Tax Reserve Disclosures Fall Short

One third of public companies did not satisfy the minimum requirements of disclosure of their tax reserves last year as required by new rules put in place by the Financial Accounting Standards Board.

Seigel & Associates LLC, a tax reserve advisory firm founded by former Internal Revenue Service chief counsel Stuart E. Seigel, analyzed the disclosures made in 2008 by 790 companies, comprising all public companies with annual revenues of at least $2 billion. The findings appear in the firm’s annual Seigel Tax Reserve Report.

“We have noted throughout the year that the Securities and Exchange Commission has made inquiries to numerous companies concerning their disclosures,” said Seigel & Associates president J. Brad McGee in a statement. “The level of SEC scrutiny in this area is likely to increase as the commission intensifies its review of business reporting requirements in response to the mounting concerns and issues dealing with the disclosures of financial and accounting irregularities.”

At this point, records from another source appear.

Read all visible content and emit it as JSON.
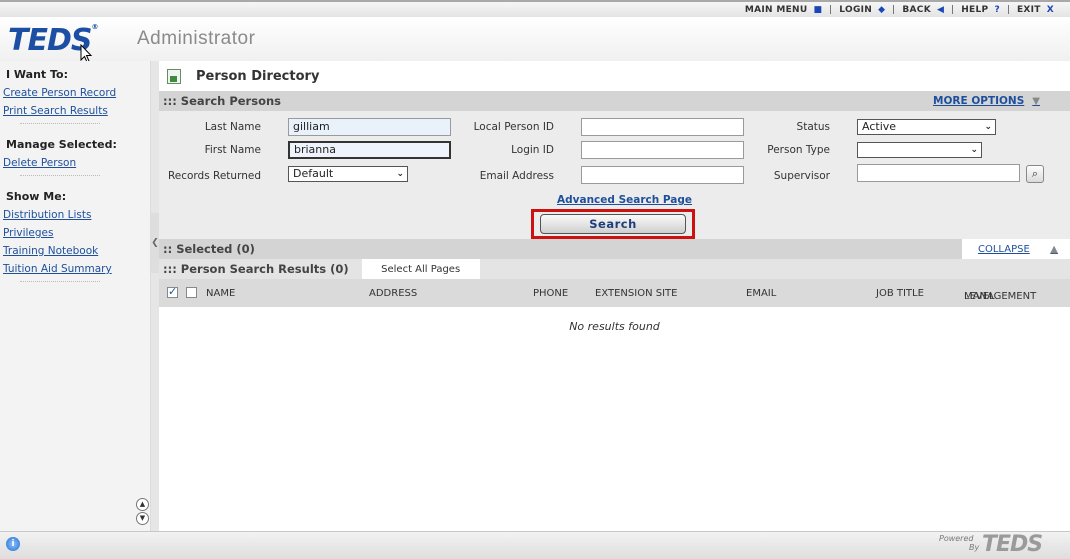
{
  "topnav": {
    "items": [
      {
        "label": "MAIN MENU",
        "icon": "■"
      },
      {
        "label": "LOGIN",
        "icon": "◆"
      },
      {
        "label": "BACK",
        "icon": "◀"
      },
      {
        "label": "HELP",
        "icon": "?"
      },
      {
        "label": "EXIT",
        "icon": "X"
      }
    ]
  },
  "header": {
    "logo_text": "TEDS",
    "logo_mark": "®",
    "app_title": "Administrator"
  },
  "sidebar": {
    "i_want_to": "I Want To:",
    "i_want_to_links": [
      "Create Person Record",
      "Print Search Results"
    ],
    "manage_selected": "Manage Selected:",
    "manage_links": [
      "Delete Person"
    ],
    "show_me": "Show Me:",
    "show_links": [
      "Distribution Lists",
      "Privileges",
      "Training Notebook",
      "Tuition Aid Summary"
    ]
  },
  "page": {
    "title": "Person Directory"
  },
  "search_panel": {
    "header": "::: Search Persons",
    "more_options": "MORE OPTIONS",
    "fields": {
      "last_name_label": "Last Name",
      "last_name_value": "gilliam",
      "first_name_label": "First Name",
      "first_name_value": "brianna",
      "records_returned_label": "Records Returned",
      "records_returned_value": "Default",
      "local_person_id_label": "Local Person ID",
      "local_person_id_value": "",
      "login_id_label": "Login ID",
      "login_id_value": "",
      "email_label": "Email Address",
      "email_value": "",
      "status_label": "Status",
      "status_value": "Active",
      "person_type_label": "Person Type",
      "person_type_value": "",
      "supervisor_label": "Supervisor",
      "supervisor_value": ""
    },
    "advanced_link": "Advanced Search Page",
    "search_button": "Search"
  },
  "selected": {
    "header": ":: Selected (0)",
    "collapse": "COLLAPSE"
  },
  "results": {
    "header": "::: Person Search Results (0)",
    "select_all_tab": "Select All Pages",
    "columns": [
      "NAME",
      "ADDRESS",
      "PHONE",
      "EXTENSION SITE",
      "EMAIL",
      "JOB TITLE",
      "MANAGEMENT",
      "LEVEL"
    ],
    "empty_message": "No results found"
  },
  "footer": {
    "powered": "Powered",
    "by": "By",
    "logo": "TEDS"
  },
  "colors": {
    "link": "#1e4f9c",
    "logo": "#1c4fa3",
    "highlight": "#cc1111"
  }
}
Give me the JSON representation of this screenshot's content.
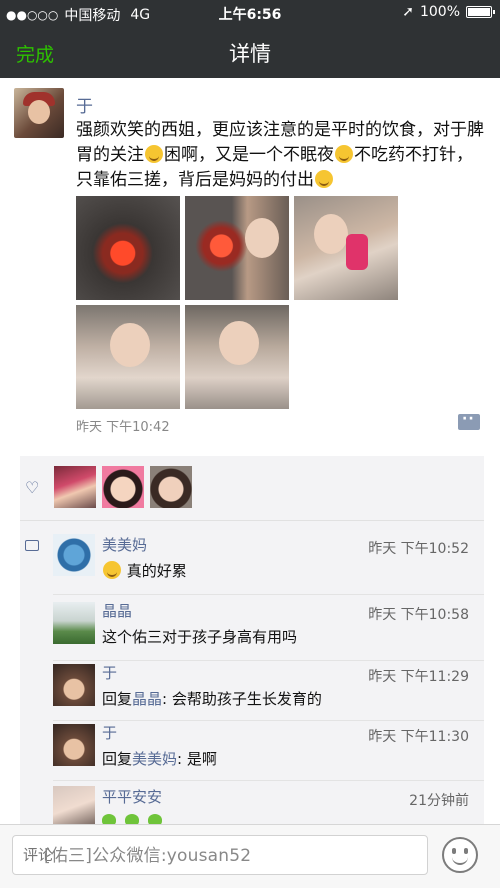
{
  "status_bar": {
    "signal_dots": "●●○○○",
    "carrier": "中国移动",
    "network": "4G",
    "time": "上午6:56",
    "location_arrow": "➚",
    "battery": "100%"
  },
  "nav": {
    "done_label": "完成",
    "title": "详情"
  },
  "post": {
    "author": "于",
    "text_1": "强颜欢笑的西姐，更应该注意的是平时的饮食，对于脾胃的关注",
    "text_2": "困啊，又是一个不眠夜",
    "text_3": "不吃药不打针，只靠佑三搓，背后是妈妈的付出",
    "time": "昨天 下午10:42"
  },
  "comments": [
    {
      "name": "美美妈",
      "time": "昨天 下午10:52",
      "text": "真的好累"
    },
    {
      "name": "晶晶",
      "time": "昨天 下午10:58",
      "text": "这个佑三对于孩子身高有用吗"
    },
    {
      "name": "于",
      "time": "昨天 下午11:29",
      "reply_prefix": "回复",
      "reply_to": "晶晶",
      "text": ": 会帮助孩子生长发育的"
    },
    {
      "name": "于",
      "time": "昨天 下午11:30",
      "reply_prefix": "回复",
      "reply_to": "美美妈",
      "text": ": 是啊"
    },
    {
      "name": "平平安安",
      "time": "21分钟前"
    }
  ],
  "input": {
    "placeholder": "评论",
    "watermark": "[佑三]公众微信:yousan52"
  },
  "colors": {
    "bar_bg": "#2f3234",
    "accent_green": "#2dc100",
    "link_blue": "#576b95"
  }
}
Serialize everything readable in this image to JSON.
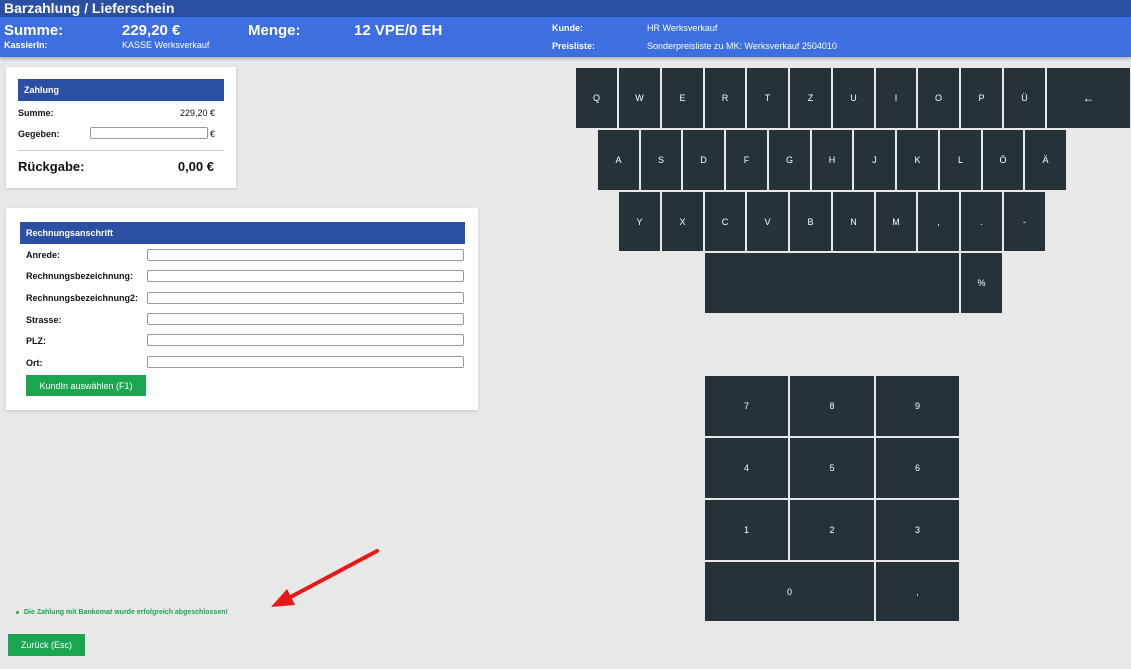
{
  "window": {
    "title": "Barzahlung / Lieferschein"
  },
  "header": {
    "summe_label": "Summe:",
    "summe_value": "229,20 €",
    "menge_label": "Menge:",
    "menge_value": "12 VPE/0 EH",
    "kassierin_label": "KassierIn:",
    "kassierin_value": "KASSE Werksverkauf",
    "kunde_label": "Kunde:",
    "kunde_value": "HR Werksverkauf",
    "preisliste_label": "Preisliste:",
    "preisliste_value": "Sonderpreisliste zu MK: Werksverkauf 2504010"
  },
  "zahlung": {
    "title": "Zahlung",
    "summe_label": "Summe:",
    "summe_value": "229,20 €",
    "gegeben_label": "Gegeben:",
    "gegeben_value": "",
    "currency": "€",
    "rueckgabe_label": "Rückgabe:",
    "rueckgabe_value": "0,00 €"
  },
  "rechnung": {
    "title": "Rechnungsanschrift",
    "fields": [
      {
        "label": "Anrede:",
        "value": ""
      },
      {
        "label": "Rechnungsbezeichnung:",
        "value": ""
      },
      {
        "label": "Rechnungsbezeichnung2:",
        "value": ""
      },
      {
        "label": "Strasse:",
        "value": ""
      },
      {
        "label": "PLZ:",
        "value": ""
      },
      {
        "label": "Ort:",
        "value": ""
      }
    ],
    "select_customer_button": "KundIn auswählen (F1)"
  },
  "keyboard": {
    "row1": [
      "Q",
      "W",
      "E",
      "R",
      "T",
      "Z",
      "U",
      "I",
      "O",
      "P",
      "Ü",
      "←"
    ],
    "row2": [
      "A",
      "S",
      "D",
      "F",
      "G",
      "H",
      "J",
      "K",
      "L",
      "Ö",
      "Ä"
    ],
    "row3": [
      "Y",
      "X",
      "C",
      "V",
      "B",
      "N",
      "M",
      ",",
      ".",
      "-"
    ],
    "row4": [
      "",
      "%"
    ]
  },
  "numpad": {
    "keys": [
      "7",
      "8",
      "9",
      "4",
      "5",
      "6",
      "1",
      "2",
      "3",
      "0",
      ","
    ]
  },
  "status": {
    "message": "Die Zahlung mit Bankomat wurde erfolgreich abgeschlossen!"
  },
  "footer": {
    "back_button": "Zurück (Esc)"
  },
  "colors": {
    "header": "#3d6fe0",
    "title": "#2a4fa3",
    "key": "#263238",
    "green": "#1aa651",
    "annotation": "#e81818"
  }
}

The firm tracks compliance with FASB’s FIN 48 disclosure requirements for accounting for uncertainty in income taxes by means of a qualitative measure that it calls the Seigel Index. “We had expected that the results of our compliance evaluation might improve during the year, but it did not,” McGee added. “The percentage of reporting companies that did not meet the minimum disclosure requirements rose from 28 percent in the first quarter to 55 percent in the fourth quarter.”